In my first post here in Dec. ( CSCO Long Term Hurst Cycles) I suggested that the 18 month and 4.5 year cycle low may have arrived mid-Nov. for CSCO and the Nasdaq. Having had a closer look at several aspects of these markets, I have to withdraw that presumption.
I consider 1974 and 2009 as nominal 36 year Hurst cycle lows. I suggested in 2012 that the first 4.5 year cycle from 1974 could prove an interesting guide for last year’s trading. The nominal low for the 4.5 year cycle arrived early at 40 months from the 1974 low, a contracted cycle, which is what I would expect. The first 4.5 year Hurst cycle off a major nest of lows should contract. This then led to a rally to new highs into the 47th month off the ’74 low.
You can debate where the 4.5 year low should be placed in 1978. What’s interesting is that the the 9 year FLD helped to mark the midpoint of that 9 year cycle from 1974 in what could either be a cycle top or bottom. It was at that point that the 4 year cycle reasserted itself to set the low one month later in late 1978.
How does the ’74-’78 cycle compare to the current 4.5 year Hurst cycle? The $SPX bottomed last summer at 39 months and has since rallied to new highs. You’d have a hard time convincing me that we saw a 4.5 year Hurst cycle low last summer. Yet here we are 46 months along with 4.5 year cycle highs printed in Sept. 2012 and we could see new highs again this coming week. As in late 1978, one would expect that the current 4.5 year Hurst cycle should reassert itself sometime in the coming months.

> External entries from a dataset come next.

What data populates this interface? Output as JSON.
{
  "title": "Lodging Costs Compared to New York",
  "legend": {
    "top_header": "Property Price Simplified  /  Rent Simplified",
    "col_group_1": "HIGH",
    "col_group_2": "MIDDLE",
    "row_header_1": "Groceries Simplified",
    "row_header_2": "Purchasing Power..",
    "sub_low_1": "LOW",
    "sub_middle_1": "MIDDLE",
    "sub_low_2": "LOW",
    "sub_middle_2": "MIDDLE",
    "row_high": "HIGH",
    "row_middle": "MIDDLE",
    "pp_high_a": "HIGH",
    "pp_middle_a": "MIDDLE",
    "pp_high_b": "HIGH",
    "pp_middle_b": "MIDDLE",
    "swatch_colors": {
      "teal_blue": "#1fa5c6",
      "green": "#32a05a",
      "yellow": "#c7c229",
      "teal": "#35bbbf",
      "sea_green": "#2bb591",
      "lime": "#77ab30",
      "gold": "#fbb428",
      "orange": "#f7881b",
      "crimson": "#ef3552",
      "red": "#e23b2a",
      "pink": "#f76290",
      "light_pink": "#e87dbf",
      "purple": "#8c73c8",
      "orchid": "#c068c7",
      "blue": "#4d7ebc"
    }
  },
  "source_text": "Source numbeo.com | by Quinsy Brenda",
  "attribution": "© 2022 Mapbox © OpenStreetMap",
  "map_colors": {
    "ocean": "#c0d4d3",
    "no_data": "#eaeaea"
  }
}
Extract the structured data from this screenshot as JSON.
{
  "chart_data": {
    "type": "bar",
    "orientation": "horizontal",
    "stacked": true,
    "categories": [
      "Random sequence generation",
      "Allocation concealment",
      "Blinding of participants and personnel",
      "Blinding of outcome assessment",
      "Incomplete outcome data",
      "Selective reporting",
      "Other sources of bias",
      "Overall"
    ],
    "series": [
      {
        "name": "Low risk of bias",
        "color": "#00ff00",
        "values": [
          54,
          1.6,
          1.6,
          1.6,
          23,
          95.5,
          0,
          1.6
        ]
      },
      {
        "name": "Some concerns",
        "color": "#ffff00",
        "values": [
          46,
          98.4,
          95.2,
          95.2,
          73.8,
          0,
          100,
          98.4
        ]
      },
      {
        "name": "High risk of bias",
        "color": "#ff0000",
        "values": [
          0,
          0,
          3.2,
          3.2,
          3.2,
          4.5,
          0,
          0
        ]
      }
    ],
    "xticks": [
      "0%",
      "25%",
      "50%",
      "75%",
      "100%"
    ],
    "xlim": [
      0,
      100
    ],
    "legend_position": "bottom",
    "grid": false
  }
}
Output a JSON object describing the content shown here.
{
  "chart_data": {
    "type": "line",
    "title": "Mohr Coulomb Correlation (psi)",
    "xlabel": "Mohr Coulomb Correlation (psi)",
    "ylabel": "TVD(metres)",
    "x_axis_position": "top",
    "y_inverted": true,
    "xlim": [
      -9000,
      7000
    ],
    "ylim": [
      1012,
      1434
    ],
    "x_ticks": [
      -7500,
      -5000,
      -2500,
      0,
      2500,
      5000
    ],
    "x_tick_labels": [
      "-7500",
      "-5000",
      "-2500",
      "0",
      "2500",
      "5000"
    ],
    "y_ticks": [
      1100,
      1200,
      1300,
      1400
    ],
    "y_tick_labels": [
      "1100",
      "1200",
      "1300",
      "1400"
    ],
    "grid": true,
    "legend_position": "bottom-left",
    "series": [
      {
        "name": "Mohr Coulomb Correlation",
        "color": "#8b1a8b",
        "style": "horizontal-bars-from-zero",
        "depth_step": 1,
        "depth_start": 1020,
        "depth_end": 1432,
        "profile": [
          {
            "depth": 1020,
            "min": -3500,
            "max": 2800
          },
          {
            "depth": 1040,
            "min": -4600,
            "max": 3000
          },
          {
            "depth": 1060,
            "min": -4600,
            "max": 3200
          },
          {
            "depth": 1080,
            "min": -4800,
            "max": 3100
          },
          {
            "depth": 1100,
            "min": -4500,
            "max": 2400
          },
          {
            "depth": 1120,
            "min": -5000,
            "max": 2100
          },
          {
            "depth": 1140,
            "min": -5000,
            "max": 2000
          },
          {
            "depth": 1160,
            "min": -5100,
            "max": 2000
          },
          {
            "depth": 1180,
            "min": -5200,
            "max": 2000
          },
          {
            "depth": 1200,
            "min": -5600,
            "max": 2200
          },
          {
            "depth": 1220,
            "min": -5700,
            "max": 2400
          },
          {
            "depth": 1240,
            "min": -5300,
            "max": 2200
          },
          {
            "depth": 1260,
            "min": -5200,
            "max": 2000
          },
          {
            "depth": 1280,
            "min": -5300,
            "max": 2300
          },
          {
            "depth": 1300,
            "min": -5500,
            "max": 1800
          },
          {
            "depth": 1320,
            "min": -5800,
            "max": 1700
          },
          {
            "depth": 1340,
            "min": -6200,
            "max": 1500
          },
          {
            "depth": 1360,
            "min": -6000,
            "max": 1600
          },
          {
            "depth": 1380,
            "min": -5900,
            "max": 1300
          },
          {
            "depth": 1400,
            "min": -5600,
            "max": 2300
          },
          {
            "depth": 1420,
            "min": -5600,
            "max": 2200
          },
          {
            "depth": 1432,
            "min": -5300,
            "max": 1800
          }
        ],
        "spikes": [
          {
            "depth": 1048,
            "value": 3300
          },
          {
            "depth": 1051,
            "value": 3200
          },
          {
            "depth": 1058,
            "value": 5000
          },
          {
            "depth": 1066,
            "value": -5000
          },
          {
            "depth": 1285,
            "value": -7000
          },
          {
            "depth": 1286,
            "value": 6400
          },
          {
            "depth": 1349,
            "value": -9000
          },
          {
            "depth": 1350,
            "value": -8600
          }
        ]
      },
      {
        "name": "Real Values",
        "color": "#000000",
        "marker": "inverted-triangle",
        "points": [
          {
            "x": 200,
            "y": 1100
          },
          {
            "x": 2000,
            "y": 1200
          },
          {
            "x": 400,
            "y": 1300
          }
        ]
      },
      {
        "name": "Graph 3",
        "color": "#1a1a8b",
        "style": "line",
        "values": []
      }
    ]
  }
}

A review of market internals suggests that the November low was only a 20 week cycle low. The NYSE McClellan Summation Index ($NYSI) typically falls to at least -500 for an 18 month low and down near -1000 for a 4.5 year cycle low (in bullish markets). The $NYSI barely broke below zero in November before rebounding strongly. This is not the stuff of 4.5 year Hurst cycle lows.
If there was one stock that I consider a great tell, it’s General Electric (GE). This stock does a terrific job of marking 18 month lows with the market. Yet GE has barely moved off the November lows despite a 130 point rally in the SPX. Of course everything is dependent on the correct phasing, and for now I will defer to the phasing shown below.
Major cycle lows are ahead as we have not seen convincing signs of the 4.5 year Hurst cycle low. What is perplexing is the Russell 2000 ($RUT). What is this index doing breaking to new highs? If I look at past major turning points or cycle highs, the $RUT often provides a false, misleading rally that traps investors. Are we seeing this play out once again?
Time will tell. In the near term I would expect at a minimum a pullback or consolidation to begin this week. At some point 2013 will likely see a substantial top. It could come earlier than I expect and it may be more significant than what most investors are prepared for.
N.B. There is the issue of the extra 18 month cycle seen from 2003 to 2009. A pseudotrend for the ride up into 2007 (Fed credit expansion) had its way with the markets and cycles during this period until the crash into the 36 year cycle low of ’09. Now I expect the 4.5 and 9 year cycles to reassert themselves in the coming year or two. I’ll deal with this in a future post.